HERSH: What about the story? That‘s all...

MATTHEWS: What about—have you viciously attacked...

(CROSSTALK)

HERSH: No, what happened is a couple of weeks ago, I gave a speech in Montreal at McGill University and the editor picked a line out at random. What I do—and let me tell you something...

MATTHEWS: What did you say?

HERSH: I said there‘s been never a war as violent and murderous as this one. There really—and that‘s true. It‘s a very violent war. But the point I‘ve always made in forty years of reporting: responsibility always goes to the top. And the kids who do the shooting are as much victims—in the next speech I did...

MATTHEWS: Do you believe honestly, when you gave that speech, that you were talking about the commander-in-chief and his civilian leaders at the Pentagon?

HERSH: That‘s what the speech said. It was just a line taken at random that was put out as a headline. And that‘s what the White House went...

MATTHEWS: To make it look like you‘re anti-soldier.

HERSH: It happened right after the day—this all blew up after John Kerry‘s thing. It was right before the election and everybody was grabbing every story. You know, the White House can read exit polls, too. They knew...

MATTHEWS: Can I give you some advice? When you‘re critical of our military—not of our military, but of our military establishment, of our president, do it here. The problem with doing it overseas is people don‘t like the sound of it.

HERSH: You know, that‘s so interesting. It‘s a speech I‘ve made. I was critical of the policy. And it was a speech I‘ve made everything, because of that byte having to come in Canada—I‘ve made that speech for two years, the same line. You‘re right. I got an amazing amount of criticism—what kind of a coward he is go to Canada and give this speech?

MATTHEWS: Because George McGovern did it right after losing the race to Nixon. He went over an trashed American policy in Vietnam and everybody thought he was a skunk for doing it.

HERSH: Well, you know, it‘s an interesting point, because—for me, I would say—I didn‘t trash the troops.

MATTHEWS: Save it for home.

HERSH: No, it‘s not that. You can be critical. We‘re a big country.

We can take a little criticism.

MATTHEWS: But it‘s easy to turn your words against you overseas.

HERSH: I once said in Canada—in Toronto, I said we‘ve got to understand out enemy, not just hate them. Understand them, figure out what we‘re up against.

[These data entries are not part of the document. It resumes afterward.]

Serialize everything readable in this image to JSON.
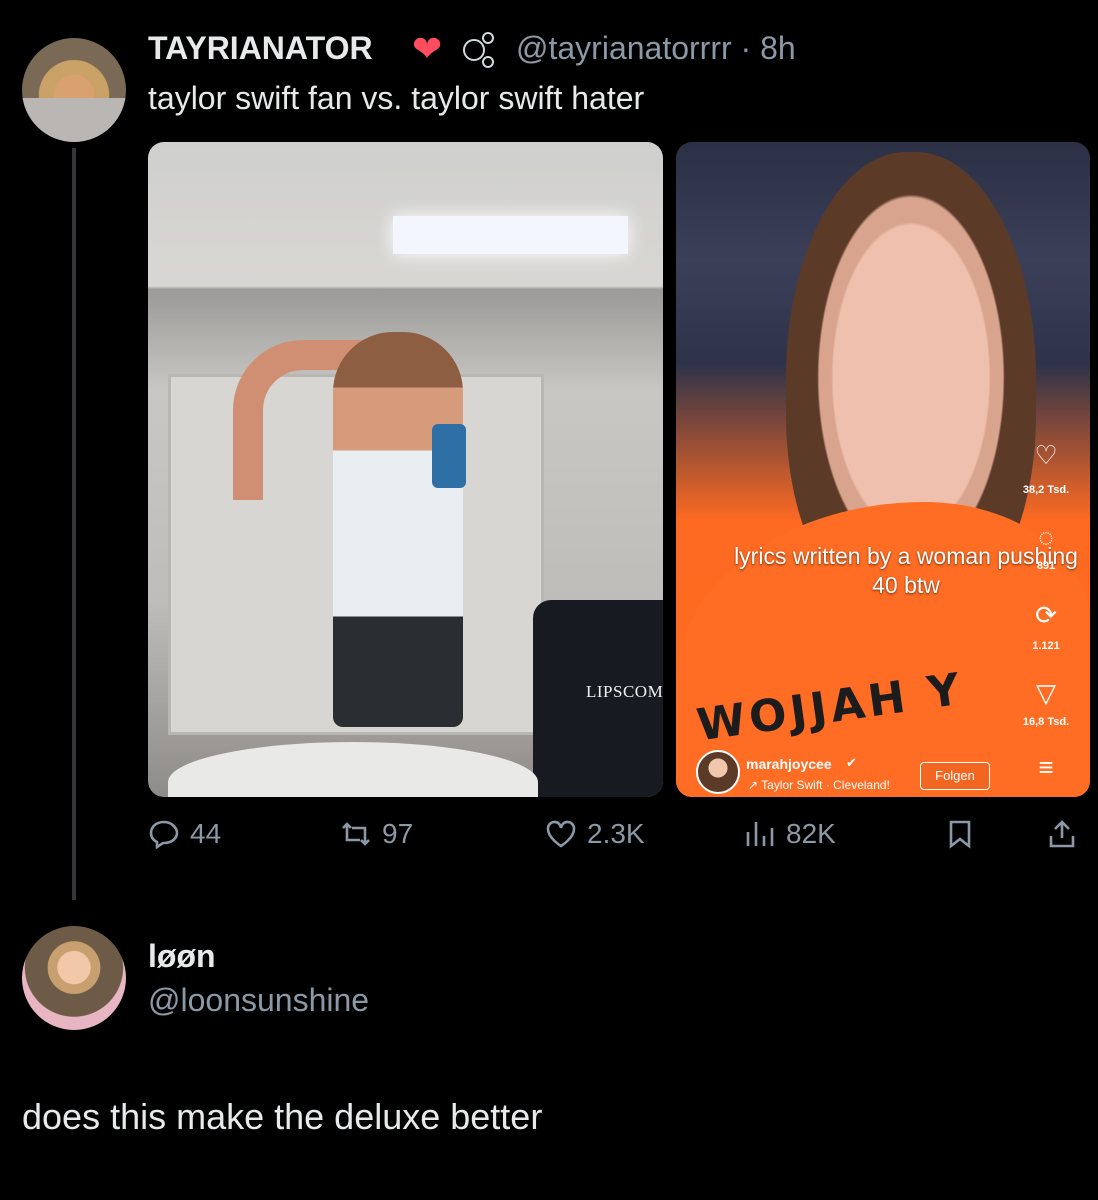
{
  "original_post": {
    "display_name": "TAYRIANATOR",
    "badge_icons": [
      "heart-on-fire-icon",
      "bubbles-icon"
    ],
    "handle": "@tayrianatorrrr",
    "separator": "·",
    "time": "8h",
    "text": "taylor swift fan vs. taylor swift hater",
    "media": {
      "left_image": {
        "watermark": "LIPSCOM"
      },
      "right_image": {
        "caption": "lyrics written by a woman pushing 40 btw",
        "shirt_text": "WOJJAH Y",
        "likes": "38,2 Tsd.",
        "comments": "891",
        "reposts": "1.121",
        "shares": "16,8 Tsd.",
        "username": "marahjoycee",
        "sound": "Taylor Swift · Cleveland!",
        "follow_label": "Folgen"
      }
    },
    "actions": {
      "reply_count": "44",
      "repost_count": "97",
      "like_count": "2.3K",
      "view_count": "82K"
    }
  },
  "reply": {
    "display_name": "løøn",
    "handle": "@loonsunshine",
    "text": "does this make the deluxe better"
  },
  "colors": {
    "background": "#000000",
    "primary_text": "#e7e9ea",
    "secondary_text": "#8b98a5",
    "thread_line": "#333639"
  }
}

That was turned into the soft-line. I thought it was the hardline. I think being smart‘s the hardline.

Anyway, Hersh, you‘re unbelievable. You got them roused up again.

HERSH: That‘s my job.

MATTHEWS: It‘s my job to try to figure out what you know and really can figure out and what might not be true, because I do want to know what Wurmser‘s up to.

Anyway, thank you, Sy, in the vice president‘s office.